Avec le projet "We Europeans" développé avec le civic tech Make.org, l’ambition de Civico Europa est de profiter de la dynamique des élections européennes pour tester une infrastructure transnationale et multilingue de consultation des citoyens européens, leur permettant de faire émerger des propositions d’intérêt européen rassemblant une majorité de citoyens et passant outre les silos nationaux. Nous visons à toucher via les réseaux sociaux plus de 100 millions d’Européens dans 27 Etats-membres et à mobiliser une dizaine de millions de contributeurs engagés. Cette consultation permettra de dégager dix propositions positives donnant lieu à un consensus fort.

Elles seront révélées lors du Congrès des Européens que nous organisons au Parlement européen le 22 mars prochain, à quelques jours de la date initiale du Brexit, et nous l’espérons, reprises dans le programme de la future Commission européenne. Civico Europa a prouvé sa capacité à influer comme l’a montré la reprise de nombreuses idées du rapport citoyen "La voie européenne pour un futur meilleur”. Notre partenariat avec Make.org nous donne une capacité de consultation numérique remarquable. Maintenant nous finalisons le financement et tout soutien sur ce plan est bienvenu. Si nous réussissons, ce sera une première mondiale !

A l'heure où le projet européen est contesté et les partis qui s'opposent à "une Union sans cesse plus profonde" sont au pouvoir ou s'en rapprochent, qu'est-ce que cela veut dire être européen ou pro-européen ?

Le projet européen est contesté, oui mais lequel ? L’idée que nous sommes plus forts ensemble ne l’est pas. Les eurobaromètres n’ont jamais été si positifs depuis 1983 et l’attachement à l’Union si élevée. Depuis l’annonce du Brexit, plus aucun Etat ne menace plus de quitter l’Union. Face à la montée de la menace russe et l’éloignement américain, les Européens sont conscients de la nécessité d’une défense et d’une politique étrangère commune, de valeurs environnementales partagées. Ils sont très attachés à Erasmus, à l’euro…ce qui est en cause, et c’est presque plus préoccupant, c’est l’affaiblissement de l’attachement à la démocratie libérale, basée sur la capacité de concilier le pouvoir du peuple et un haut niveau de protection des droits fondamentaux et des minorités et fondée sur un système complexe de pouvoirs et contre-pouvoirs limitant les décisions excessives et l’arbitraire.

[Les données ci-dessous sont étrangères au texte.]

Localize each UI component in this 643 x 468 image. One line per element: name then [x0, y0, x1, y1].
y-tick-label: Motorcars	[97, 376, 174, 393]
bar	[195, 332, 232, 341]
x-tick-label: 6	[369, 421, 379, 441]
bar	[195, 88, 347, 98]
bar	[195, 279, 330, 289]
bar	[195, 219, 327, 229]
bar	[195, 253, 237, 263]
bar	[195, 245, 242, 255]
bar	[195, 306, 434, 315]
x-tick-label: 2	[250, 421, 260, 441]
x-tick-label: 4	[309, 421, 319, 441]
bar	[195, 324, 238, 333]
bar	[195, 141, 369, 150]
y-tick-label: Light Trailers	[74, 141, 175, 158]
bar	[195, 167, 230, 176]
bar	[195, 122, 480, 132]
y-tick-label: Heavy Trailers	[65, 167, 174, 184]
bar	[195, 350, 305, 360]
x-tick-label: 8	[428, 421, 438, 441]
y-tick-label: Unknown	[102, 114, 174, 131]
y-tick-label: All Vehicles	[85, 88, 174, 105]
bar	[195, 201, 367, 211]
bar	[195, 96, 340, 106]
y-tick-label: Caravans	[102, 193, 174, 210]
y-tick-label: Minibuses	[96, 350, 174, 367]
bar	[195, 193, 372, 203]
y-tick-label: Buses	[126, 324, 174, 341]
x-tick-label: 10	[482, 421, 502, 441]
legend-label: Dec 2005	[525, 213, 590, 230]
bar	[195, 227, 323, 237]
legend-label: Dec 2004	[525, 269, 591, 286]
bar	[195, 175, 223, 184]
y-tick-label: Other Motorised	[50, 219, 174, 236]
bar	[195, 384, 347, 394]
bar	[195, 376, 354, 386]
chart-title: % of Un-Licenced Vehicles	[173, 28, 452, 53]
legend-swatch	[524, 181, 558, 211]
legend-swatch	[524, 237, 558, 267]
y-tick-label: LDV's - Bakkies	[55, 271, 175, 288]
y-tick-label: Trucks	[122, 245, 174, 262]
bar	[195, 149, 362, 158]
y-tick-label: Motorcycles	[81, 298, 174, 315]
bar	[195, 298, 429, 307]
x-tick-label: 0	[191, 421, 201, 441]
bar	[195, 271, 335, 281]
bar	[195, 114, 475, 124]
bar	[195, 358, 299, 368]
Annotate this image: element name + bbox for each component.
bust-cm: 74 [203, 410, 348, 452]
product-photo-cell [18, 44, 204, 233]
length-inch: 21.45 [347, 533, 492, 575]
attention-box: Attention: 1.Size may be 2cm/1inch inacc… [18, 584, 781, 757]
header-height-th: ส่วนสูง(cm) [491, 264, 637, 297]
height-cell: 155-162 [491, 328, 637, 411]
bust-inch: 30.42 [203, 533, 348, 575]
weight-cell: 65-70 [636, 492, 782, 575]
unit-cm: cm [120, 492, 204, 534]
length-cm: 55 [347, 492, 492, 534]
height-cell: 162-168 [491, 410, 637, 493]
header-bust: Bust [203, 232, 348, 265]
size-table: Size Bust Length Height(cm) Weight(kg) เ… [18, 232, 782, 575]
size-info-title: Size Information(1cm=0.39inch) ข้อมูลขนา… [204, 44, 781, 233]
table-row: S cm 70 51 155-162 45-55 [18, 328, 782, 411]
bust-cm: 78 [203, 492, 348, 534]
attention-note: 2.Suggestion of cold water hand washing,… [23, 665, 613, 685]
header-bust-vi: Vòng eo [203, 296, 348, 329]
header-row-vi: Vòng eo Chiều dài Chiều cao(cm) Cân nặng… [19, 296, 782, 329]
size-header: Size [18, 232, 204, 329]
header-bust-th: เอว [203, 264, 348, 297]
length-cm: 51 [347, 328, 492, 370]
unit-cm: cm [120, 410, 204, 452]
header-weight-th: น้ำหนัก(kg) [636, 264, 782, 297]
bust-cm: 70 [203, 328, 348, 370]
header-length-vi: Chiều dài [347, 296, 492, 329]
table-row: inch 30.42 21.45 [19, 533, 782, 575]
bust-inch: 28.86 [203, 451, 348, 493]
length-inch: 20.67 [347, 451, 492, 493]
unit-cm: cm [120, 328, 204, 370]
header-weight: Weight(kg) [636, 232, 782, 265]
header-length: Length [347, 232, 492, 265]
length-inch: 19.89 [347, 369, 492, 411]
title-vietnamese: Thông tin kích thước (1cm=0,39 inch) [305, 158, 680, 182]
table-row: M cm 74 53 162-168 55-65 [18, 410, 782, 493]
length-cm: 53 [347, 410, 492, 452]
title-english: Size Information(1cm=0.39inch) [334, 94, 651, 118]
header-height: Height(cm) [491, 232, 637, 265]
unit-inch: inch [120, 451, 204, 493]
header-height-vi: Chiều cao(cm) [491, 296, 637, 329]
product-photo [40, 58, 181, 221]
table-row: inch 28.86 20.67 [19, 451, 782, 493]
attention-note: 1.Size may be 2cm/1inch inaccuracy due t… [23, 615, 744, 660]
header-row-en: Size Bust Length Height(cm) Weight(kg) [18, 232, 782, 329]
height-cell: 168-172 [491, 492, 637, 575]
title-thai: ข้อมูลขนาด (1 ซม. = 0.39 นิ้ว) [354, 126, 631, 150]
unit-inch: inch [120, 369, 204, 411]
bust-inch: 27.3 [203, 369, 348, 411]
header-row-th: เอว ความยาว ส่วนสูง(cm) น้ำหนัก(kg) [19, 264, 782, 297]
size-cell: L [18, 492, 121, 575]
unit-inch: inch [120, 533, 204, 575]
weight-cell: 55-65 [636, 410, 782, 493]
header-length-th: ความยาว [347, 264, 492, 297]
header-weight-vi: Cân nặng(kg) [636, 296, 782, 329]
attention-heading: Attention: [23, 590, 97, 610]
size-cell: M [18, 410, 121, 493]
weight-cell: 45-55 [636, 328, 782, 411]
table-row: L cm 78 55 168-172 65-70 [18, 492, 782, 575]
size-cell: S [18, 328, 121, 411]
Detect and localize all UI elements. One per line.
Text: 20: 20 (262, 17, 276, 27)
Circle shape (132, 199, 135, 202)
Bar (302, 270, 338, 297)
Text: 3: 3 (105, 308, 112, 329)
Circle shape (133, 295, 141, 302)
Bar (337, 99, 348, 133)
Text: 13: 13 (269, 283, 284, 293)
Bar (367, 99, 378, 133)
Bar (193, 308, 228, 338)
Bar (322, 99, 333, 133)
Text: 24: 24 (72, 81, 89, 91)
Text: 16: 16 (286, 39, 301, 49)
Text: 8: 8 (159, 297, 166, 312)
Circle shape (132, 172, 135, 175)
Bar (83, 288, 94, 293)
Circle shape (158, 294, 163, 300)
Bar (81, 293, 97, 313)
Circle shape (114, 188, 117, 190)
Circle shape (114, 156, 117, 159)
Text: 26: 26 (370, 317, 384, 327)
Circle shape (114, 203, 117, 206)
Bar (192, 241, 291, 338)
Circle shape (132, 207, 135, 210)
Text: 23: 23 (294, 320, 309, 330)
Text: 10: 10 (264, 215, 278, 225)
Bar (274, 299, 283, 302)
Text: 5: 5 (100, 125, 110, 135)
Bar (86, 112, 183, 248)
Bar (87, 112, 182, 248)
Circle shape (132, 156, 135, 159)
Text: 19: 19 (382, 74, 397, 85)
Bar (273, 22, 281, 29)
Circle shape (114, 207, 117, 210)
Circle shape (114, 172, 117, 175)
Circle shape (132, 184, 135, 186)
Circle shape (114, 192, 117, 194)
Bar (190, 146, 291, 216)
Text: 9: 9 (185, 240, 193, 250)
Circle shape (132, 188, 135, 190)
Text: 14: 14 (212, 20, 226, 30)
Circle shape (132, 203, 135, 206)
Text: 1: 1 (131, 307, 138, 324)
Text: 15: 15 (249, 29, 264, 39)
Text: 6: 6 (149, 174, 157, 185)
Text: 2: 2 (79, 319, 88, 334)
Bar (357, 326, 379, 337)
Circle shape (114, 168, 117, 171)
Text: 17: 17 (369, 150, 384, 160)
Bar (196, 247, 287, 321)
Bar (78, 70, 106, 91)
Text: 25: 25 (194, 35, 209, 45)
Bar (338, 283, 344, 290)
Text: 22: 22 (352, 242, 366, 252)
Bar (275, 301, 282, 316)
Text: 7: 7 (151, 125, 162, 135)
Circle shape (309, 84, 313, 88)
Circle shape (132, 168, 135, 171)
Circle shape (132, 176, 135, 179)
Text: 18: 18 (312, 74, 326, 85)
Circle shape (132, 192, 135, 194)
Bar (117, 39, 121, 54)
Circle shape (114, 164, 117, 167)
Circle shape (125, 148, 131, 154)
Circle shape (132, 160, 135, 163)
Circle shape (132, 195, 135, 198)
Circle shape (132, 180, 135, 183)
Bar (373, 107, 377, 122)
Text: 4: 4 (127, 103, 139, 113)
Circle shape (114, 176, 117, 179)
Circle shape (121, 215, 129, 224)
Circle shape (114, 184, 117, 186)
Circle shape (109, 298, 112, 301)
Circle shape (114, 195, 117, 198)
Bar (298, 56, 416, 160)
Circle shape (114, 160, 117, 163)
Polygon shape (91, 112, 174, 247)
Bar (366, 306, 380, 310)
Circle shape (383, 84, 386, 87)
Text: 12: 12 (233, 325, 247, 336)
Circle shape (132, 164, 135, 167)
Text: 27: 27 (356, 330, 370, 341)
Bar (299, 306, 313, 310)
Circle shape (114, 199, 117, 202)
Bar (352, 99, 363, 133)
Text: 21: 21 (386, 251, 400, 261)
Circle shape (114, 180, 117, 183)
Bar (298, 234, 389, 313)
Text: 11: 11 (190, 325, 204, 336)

Ce qui est en cause, c’est l’esprit de Lumières et l’idée même de progrès. Nous entrons dans une période de réaction comme l’Europe en a déjà connu dans son histoire, où la dynamique réactionnaire est à l’œuvre, mais je ne suis pas convaincu qu’elle soit majoritaire, elle est seulement mieux organisée, plus visible et mieux financée, souvent par des puissances étrangères. Ce courant a également développé une extraordinaire capacité de désinformation. A ceux qui sont contre la réaction, et dont je fais partie, de mieux s’organiser, c’est pourquoi nous avons créé Civico Europa qui mobilise des citoyens de toute l’Union et de toute sensibilité, je vous invite à lire notre dernier appel collectif publié dans une vingtaine de grands journaux européens et que vous avez repris sur VoxEurop, et qui trace la voie d’une relance citoyenne et démocratique du projet européen.

Fondateur du cercle de réflexion EuropaNova, président du mouvement citoyen Civico Europa et ancien dirigeant de ancien dirigeant de l’Union européenne de Radiotélévision (EBU), Guillaume Klossa s’est vu confier récemment par la Commission européenne une mission sur les nouvelles technologies avec un focus sur les médias en Europe.